3. Forward Guidance and Outlook

  • Full-Year EBITDA Guidance: Reaffirmed at $520 million to $560 million, reflecting confidence in operational execution and macroeconomic conditions.
  • Growth Capital Spending: Planned expenditures of $180 million to $190 million expected to yield an incremental $75 million in EBITDA on a run-rate basis.
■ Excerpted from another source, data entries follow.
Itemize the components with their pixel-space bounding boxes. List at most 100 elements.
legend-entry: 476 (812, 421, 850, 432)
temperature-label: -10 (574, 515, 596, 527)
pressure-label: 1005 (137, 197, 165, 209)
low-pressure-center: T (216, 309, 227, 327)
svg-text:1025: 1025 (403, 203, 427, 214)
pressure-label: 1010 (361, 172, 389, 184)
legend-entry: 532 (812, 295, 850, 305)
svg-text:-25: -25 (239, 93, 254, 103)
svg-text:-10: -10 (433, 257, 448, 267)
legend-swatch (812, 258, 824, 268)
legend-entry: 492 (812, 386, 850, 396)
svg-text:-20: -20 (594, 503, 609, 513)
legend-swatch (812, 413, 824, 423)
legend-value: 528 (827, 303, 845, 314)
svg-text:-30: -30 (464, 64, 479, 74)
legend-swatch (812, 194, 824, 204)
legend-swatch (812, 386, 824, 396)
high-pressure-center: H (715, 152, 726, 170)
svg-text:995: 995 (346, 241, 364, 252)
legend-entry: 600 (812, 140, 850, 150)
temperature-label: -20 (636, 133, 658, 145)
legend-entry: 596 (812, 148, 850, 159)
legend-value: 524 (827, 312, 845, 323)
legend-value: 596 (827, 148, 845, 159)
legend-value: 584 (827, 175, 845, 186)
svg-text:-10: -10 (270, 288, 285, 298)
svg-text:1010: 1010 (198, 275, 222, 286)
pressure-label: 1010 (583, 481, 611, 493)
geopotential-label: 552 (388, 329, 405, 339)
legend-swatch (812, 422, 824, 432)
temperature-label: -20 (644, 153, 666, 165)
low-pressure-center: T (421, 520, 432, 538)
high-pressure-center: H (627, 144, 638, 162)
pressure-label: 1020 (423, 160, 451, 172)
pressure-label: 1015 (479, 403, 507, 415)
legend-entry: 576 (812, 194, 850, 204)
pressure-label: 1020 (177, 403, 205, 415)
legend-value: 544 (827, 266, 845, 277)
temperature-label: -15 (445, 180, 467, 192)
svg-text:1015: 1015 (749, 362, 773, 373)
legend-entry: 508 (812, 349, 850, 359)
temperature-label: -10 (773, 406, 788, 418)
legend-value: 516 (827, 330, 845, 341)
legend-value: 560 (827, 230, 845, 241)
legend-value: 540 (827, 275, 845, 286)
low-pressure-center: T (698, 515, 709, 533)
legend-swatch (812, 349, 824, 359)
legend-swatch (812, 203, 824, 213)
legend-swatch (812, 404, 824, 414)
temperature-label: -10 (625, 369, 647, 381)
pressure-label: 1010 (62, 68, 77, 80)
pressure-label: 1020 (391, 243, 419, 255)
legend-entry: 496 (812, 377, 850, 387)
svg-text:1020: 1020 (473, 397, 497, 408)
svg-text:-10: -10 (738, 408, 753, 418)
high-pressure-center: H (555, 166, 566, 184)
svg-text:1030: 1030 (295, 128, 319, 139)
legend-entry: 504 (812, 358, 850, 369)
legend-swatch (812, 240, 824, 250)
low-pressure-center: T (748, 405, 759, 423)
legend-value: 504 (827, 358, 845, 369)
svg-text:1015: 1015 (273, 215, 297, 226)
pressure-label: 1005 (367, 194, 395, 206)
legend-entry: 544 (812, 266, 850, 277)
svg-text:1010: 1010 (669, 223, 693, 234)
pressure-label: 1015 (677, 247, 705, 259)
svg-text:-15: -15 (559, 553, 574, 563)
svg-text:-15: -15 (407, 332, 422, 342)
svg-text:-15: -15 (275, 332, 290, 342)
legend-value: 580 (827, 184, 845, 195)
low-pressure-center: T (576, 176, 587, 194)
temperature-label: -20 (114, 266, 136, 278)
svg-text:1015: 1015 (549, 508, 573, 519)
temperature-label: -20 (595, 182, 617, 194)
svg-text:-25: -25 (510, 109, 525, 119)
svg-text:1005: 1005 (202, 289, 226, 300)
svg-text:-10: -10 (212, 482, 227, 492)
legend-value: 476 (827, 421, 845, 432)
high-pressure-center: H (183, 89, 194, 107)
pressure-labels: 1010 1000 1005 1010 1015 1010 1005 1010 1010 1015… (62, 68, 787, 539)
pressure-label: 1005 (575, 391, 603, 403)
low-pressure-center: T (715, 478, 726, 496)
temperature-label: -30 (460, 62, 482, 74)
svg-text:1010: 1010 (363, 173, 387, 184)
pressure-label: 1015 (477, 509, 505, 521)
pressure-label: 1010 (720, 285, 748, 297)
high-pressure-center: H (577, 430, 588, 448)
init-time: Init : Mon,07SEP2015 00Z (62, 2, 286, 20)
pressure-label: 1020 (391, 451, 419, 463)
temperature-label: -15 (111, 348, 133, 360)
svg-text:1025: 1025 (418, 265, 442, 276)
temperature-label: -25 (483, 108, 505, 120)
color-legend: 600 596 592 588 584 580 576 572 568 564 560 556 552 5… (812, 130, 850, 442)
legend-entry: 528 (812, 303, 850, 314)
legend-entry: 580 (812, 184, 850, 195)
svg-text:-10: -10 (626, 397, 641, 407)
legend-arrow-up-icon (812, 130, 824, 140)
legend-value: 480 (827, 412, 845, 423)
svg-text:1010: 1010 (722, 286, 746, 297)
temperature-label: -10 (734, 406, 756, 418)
4. Bad News, Challenges, or Points of Concern

  • Impact of Winter Storm Fern: Approximately $10 million headwind on results due to well shut-ins and colder temperatures, particularly affecting crude and gas operations.
  • Slower Ramp-Up: The build-out of the sour gas infrastructure has progressed slower than initially expected, but utilization is anticipated to increase in the coming months.
  • Market Pressures: Potential risks associated with commodity pricing and market dynamics, particularly related to Waha gas pricing and its impact on producer activity.

5. Notable Q&A Insights

  • Market Environment: Management expressed optimism regarding the macro environment, noting a favorable shift in crude pricing dynamics and increased demand for shale crude due to geopolitical factors.
  • Gas Utilization Timeline: Expected to reach capacity in 3 to 6 months, with ongoing efforts to enhance processing capacity.
  • Water Business Demand: Anticipated continued growth in the need for water services, with a focus on comprehensive treatment and disposal solutions due to regulatory complexities.
  • Waha Pricing Impact: Management acknowledged the importance of Waha pricing and upcoming pipeline capacity expansions, which should alleviate pressure on producers and benefit DKL's operations.

Overall, DKL demonstrated strong financial performance in Q1 2026, with positive growth prospects despite facing some operational challenges. The company remains focused on executing its strategic initiatives while navigating the evolving market landscape.